Minister of Chemical Industry

13th term
- In office 9 April 2014 – 11 April 2017
- Chairman: Kim Jong Un
- Premier: Pak Pong-ju
- Succeeded by: Jang Kil-ryong

12th term
- In office 9 April 2014 – 9 April 2009
- Chairman: Kim Jong Un Kim Jong Il
- Premier: Pak Pong-ju Choe Yong-rim Kim Yong-il

11th term
- In office 3 September 2003 – 9 April 2009
- Chairman: Kim Jong Il
- Premier: Kim Yong-il Pak Pong-ju
- Preceded by: Pak Pong-ju

Personal details
- Born: 8 April 1948 (age 78) Nampo, South Pyongan Province, northern Korea
- Citizenship: North Korean
- Party: Workers' Party of Korea
- Alma mater: Kim Chaek University of Technology

= Ri Mu-yong =

North Korean politician

Ri Mu-yong (리무영) is a North Korean politician and administrator.

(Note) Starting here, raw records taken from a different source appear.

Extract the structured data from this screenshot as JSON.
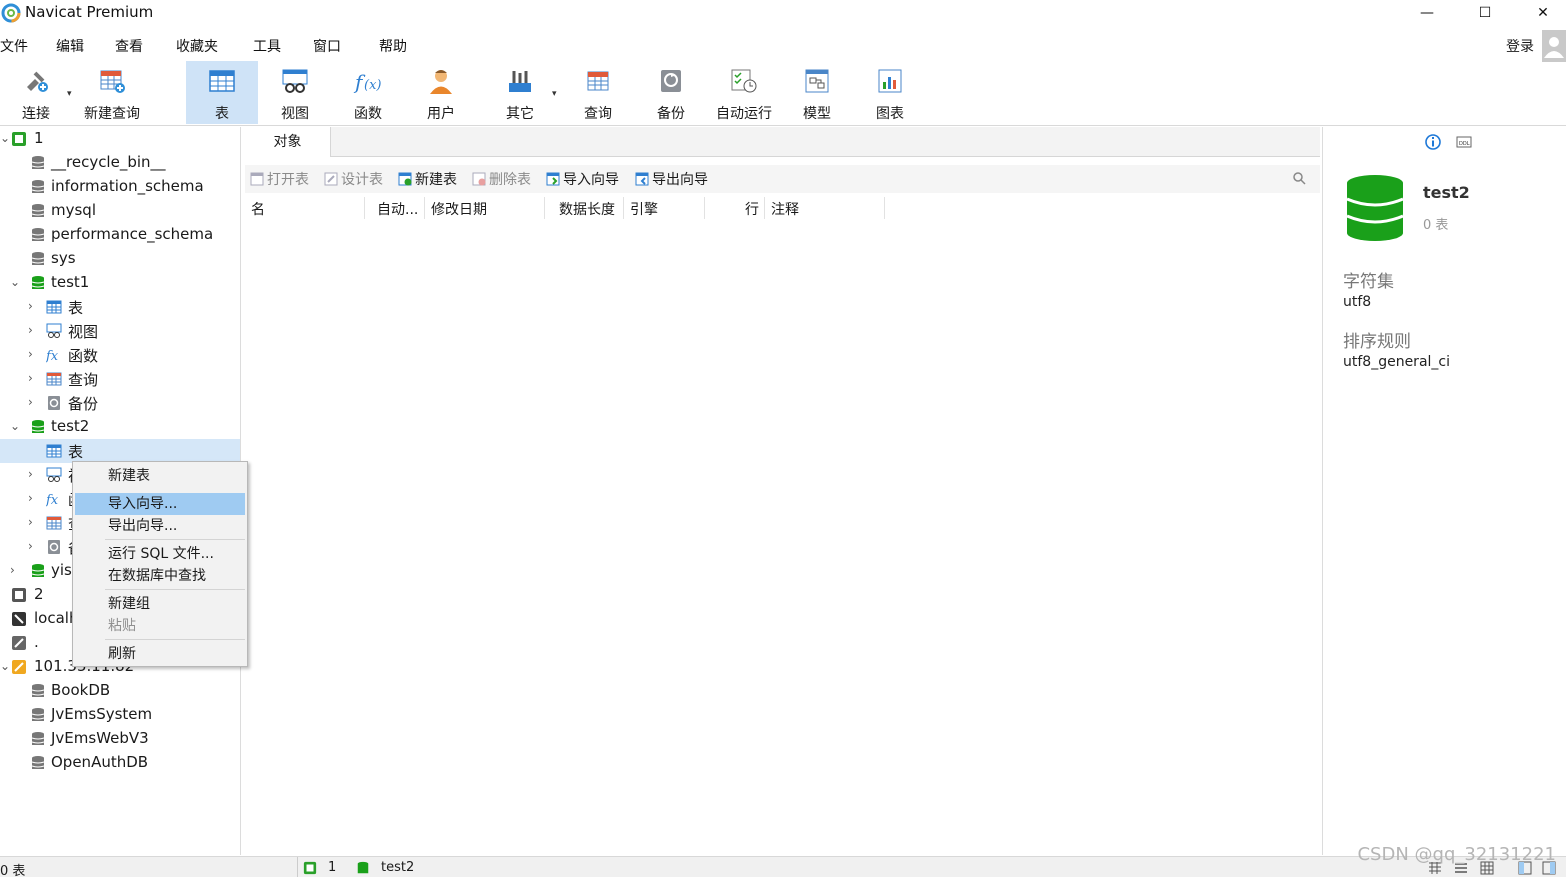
{
  "window": {
    "title": "Navicat Premium",
    "minimize": "—",
    "maximize": "☐",
    "close": "✕"
  },
  "menubar": {
    "items": [
      "文件",
      "编辑",
      "查看",
      "收藏夹",
      "工具",
      "窗口",
      "帮助"
    ],
    "login": "登录"
  },
  "toolbar": {
    "tools": [
      {
        "label": "连接",
        "icon": "connection-icon"
      },
      {
        "label": "新建查询",
        "icon": "new-query-icon"
      },
      {
        "label": "表",
        "icon": "table-icon",
        "active": true
      },
      {
        "label": "视图",
        "icon": "view-icon"
      },
      {
        "label": "函数",
        "icon": "function-icon"
      },
      {
        "label": "用户",
        "icon": "user-icon"
      },
      {
        "label": "其它",
        "icon": "other-icon"
      },
      {
        "label": "查询",
        "icon": "query-icon"
      },
      {
        "label": "备份",
        "icon": "backup-icon"
      },
      {
        "label": "自动运行",
        "icon": "automation-icon"
      },
      {
        "label": "模型",
        "icon": "model-icon"
      },
      {
        "label": "图表",
        "icon": "chart-icon"
      }
    ]
  },
  "tree": {
    "nodes": [
      {
        "label": "1",
        "icon": "mysql-connection-icon",
        "expanded": true
      },
      {
        "label": "__recycle_bin__",
        "icon": "database-icon"
      },
      {
        "label": "information_schema",
        "icon": "database-icon"
      },
      {
        "label": "mysql",
        "icon": "database-icon"
      },
      {
        "label": "performance_schema",
        "icon": "database-icon"
      },
      {
        "label": "sys",
        "icon": "database-icon"
      },
      {
        "label": "test1",
        "icon": "database-open-icon",
        "expanded": true
      },
      {
        "label": "表",
        "icon": "table-icon"
      },
      {
        "label": "视图",
        "icon": "view-icon"
      },
      {
        "label": "函数",
        "icon": "function-icon"
      },
      {
        "label": "查询",
        "icon": "query-icon"
      },
      {
        "label": "备份",
        "icon": "backup-icon"
      },
      {
        "label": "test2",
        "icon": "database-open-icon",
        "expanded": true
      },
      {
        "label": "表",
        "icon": "table-icon",
        "selected": true
      },
      {
        "label": "视图",
        "icon": "view-icon"
      },
      {
        "label": "函数",
        "icon": "function-icon"
      },
      {
        "label": "查询",
        "icon": "query-icon"
      },
      {
        "label": "备份",
        "icon": "backup-icon"
      },
      {
        "label": "yisha",
        "icon": "database-open-icon"
      },
      {
        "label": "2",
        "icon": "mysql-connection-icon"
      },
      {
        "label": "localhost",
        "icon": "connection-icon"
      },
      {
        "label": ".",
        "icon": "connection-icon"
      },
      {
        "label": "101.35.11.82",
        "icon": "sqlserver-connection-icon",
        "expanded": true
      },
      {
        "label": "BookDB",
        "icon": "database-icon"
      },
      {
        "label": "JvEmsSystem",
        "icon": "database-icon"
      },
      {
        "label": "JvEmsWebV3",
        "icon": "database-icon"
      },
      {
        "label": "OpenAuthDB",
        "icon": "database-icon"
      }
    ]
  },
  "center": {
    "tab": "对象",
    "actions": [
      {
        "label": "打开表",
        "enabled": false
      },
      {
        "label": "设计表",
        "enabled": false
      },
      {
        "label": "新建表",
        "enabled": true
      },
      {
        "label": "删除表",
        "enabled": false
      },
      {
        "label": "导入向导",
        "enabled": true
      },
      {
        "label": "导出向导",
        "enabled": true
      }
    ],
    "columns": [
      "名",
      "自动...",
      "修改日期",
      "数据长度",
      "引擎",
      "行",
      "注释"
    ]
  },
  "info_panel": {
    "db_name": "test2",
    "table_count": "0 表",
    "charset_label": "字符集",
    "charset_value": "utf8",
    "collation_label": "排序规则",
    "collation_value": "utf8_general_ci"
  },
  "context_menu": {
    "items": [
      {
        "label": "新建表"
      },
      {
        "label": "导入向导...",
        "highlighted": true
      },
      {
        "label": "导出向导..."
      },
      {
        "label": "运行 SQL 文件..."
      },
      {
        "label": "在数据库中查找"
      },
      {
        "label": "新建组"
      },
      {
        "label": "粘贴",
        "disabled": true
      },
      {
        "label": "刷新"
      }
    ]
  },
  "statusbar": {
    "left": "0 表",
    "connection": "1",
    "database": "test2"
  },
  "watermark": "CSDN @qq_32131221",
  "colors": {
    "db_green": "#1aa01a",
    "selection": "#d5e7f8",
    "menu_highlight": "#9fcbf2",
    "info_blue": "#1e78d7"
  }
}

He served as Vice Premier and Minister of Chemical Industry in the Cabinet of North Korea.

==Biography==
He was born on April 8, 1948. During the 1990s to 2003 he served as director of the Namhung Youth Chemical Complex in Anju, South Pyongan Province. In 1998 he was elected to the 10th convocation of the Supreme People's Assembly (SPA), representing the 119th electoral district. In 2003 he was elected to the 11th convocation of the SPA, and appointed to Minister of Chemical Industry, replacing Pak Pong-ju who became Premier of North Korea. He served in that position until April 2017, when he was replaced by Jang Kil-ryong. During the 3rd Party Conference he was elected a full member of the Central Committee of the WPK. He was again elected also a full member of the 7th Central Committee following the 7th WPK Congress held in 2016. He was member of the funeral committee of Jo Myong-rok in 2010, Ri Ul-sol in 2015 and of Kim Yang-gon in 2015.